A new CCAFS strategy for Progressive Adaptation involves use of IIED power tools to map circles of political influence in different countries. The visual exercise aims to improve understanding of how to best lobby for for enabling policies for climate change adaptation.

One of the greatest challenges for the climate change adaptation community is to ensure that technology and research are funneled down to the field and transformed into real-world change. It is a bridge that is difficult to build, and even today, after many crop breeding advancements, substantial yield gaps exist. In part, this is due to the "climate conundrum," in which weather variability and systemic poverty are self-reinforcing: Poor farmers are often risk-averse, often choosing not to invest in new technologies and opting for less risky but also less profitable crops. Meanwhile, climate risk also limits farmers' access to credit, since lenders fear loan defaults. Thus even weather shocks occurring once in every 5-6 years can limit potential growth in all years.

To address these issues, farmers must be given enough of a security net to make those risks worthwhile. In other words, technology and know-how are not enough; enabling policies must also exist.

But as a non-profit or a research institute, how do you influence policy? How do you know who holds the power?

Recently, CCAFS Theme on Progressive Adaptation trialed a "stakeholder influence mapping" power tool to answer just those questions. The policy power tool, developed by the International Institute for Environment and Development (IIED), is a "simple visual tool to examine and display the relative influence that different individuals and groups have overdecision-making, and how influence and cooperation change over time. It can be used as part of discussion or negotiation among stakeholders." Essentially, the tool consists of circles representing different stakeholder groups or individuals, which are then arranged in a pyramid. Influence is shown in the relative closeness of the circles to the policy apex, while relationships (degree of cooperation/conflict, etc.) are indicated by relative proximity and overlap of the circles. Local stakeholders and non-profits can come together to construct this map, and in doing so, learn what the most effective pathways to policy change may be.

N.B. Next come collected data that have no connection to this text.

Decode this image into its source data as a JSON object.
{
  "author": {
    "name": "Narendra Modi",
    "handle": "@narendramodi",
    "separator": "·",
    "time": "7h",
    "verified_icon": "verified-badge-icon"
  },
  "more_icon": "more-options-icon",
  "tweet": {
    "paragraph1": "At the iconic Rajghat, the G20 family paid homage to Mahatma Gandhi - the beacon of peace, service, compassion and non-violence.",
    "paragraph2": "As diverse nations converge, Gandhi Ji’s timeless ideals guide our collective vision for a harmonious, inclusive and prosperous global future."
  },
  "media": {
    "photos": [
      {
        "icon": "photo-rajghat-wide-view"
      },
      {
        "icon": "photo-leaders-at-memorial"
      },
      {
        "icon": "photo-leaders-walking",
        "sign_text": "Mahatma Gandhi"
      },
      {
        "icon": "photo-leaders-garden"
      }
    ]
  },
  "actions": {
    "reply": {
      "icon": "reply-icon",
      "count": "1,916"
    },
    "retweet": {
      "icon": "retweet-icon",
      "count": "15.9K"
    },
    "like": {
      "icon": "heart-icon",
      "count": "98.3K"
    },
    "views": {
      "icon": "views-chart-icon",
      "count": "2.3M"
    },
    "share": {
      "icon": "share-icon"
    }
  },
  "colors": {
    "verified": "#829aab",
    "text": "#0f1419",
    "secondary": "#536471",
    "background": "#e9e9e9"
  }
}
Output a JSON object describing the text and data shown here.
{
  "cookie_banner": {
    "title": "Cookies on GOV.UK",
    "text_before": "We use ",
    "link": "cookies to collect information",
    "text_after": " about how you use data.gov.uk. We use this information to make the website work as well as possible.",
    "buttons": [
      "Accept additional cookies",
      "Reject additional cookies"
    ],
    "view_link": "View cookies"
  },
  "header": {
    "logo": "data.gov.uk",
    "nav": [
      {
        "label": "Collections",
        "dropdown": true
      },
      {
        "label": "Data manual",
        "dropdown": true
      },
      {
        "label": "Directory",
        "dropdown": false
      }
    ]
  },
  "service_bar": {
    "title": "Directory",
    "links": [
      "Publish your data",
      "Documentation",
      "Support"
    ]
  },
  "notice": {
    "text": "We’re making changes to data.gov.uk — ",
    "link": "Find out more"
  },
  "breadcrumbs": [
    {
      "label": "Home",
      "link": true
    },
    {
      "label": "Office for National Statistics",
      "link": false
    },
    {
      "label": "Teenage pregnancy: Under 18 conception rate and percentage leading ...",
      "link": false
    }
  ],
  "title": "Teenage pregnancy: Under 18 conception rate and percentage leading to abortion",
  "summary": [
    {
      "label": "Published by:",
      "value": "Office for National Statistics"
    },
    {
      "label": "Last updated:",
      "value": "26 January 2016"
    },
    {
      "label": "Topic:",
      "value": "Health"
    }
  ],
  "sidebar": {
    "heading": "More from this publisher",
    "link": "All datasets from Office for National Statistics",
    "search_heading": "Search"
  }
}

See examples below from the IIED:

At the end of August, a CCAFS member met with such stakeholders in Uganda to complete this mapping exercise. The session was extremely fruitful, revealing information such as:

  • Researchers are fairly well linked with national policy makers but disconnected from implementing agencies on the ground.  This is just one aspect of a bigger problem, namely that preparation of policies and plans has become a business in itself – central government officials are much more accountable to produce the policy documents than they are to create change on the ground.
  • The President has the strongest direct influence on what farmers do. Thus, getting the ear and capturing the imagination of the President would be the most surefire way of getting agricultural policy to help small-scale farmers adapt to climate change.
  • Many of the agencies and committees tasked with climate change responsibilities have huge untapped potential. Building active and astute coalitions among researchers, agricultural extension agents, NGOs and farmers’ organizations (such as the national Farmers’ Federation) would be a major step towards making agricultural research work in support of adaptation.

The next step will be to repeat this exercise in other countries.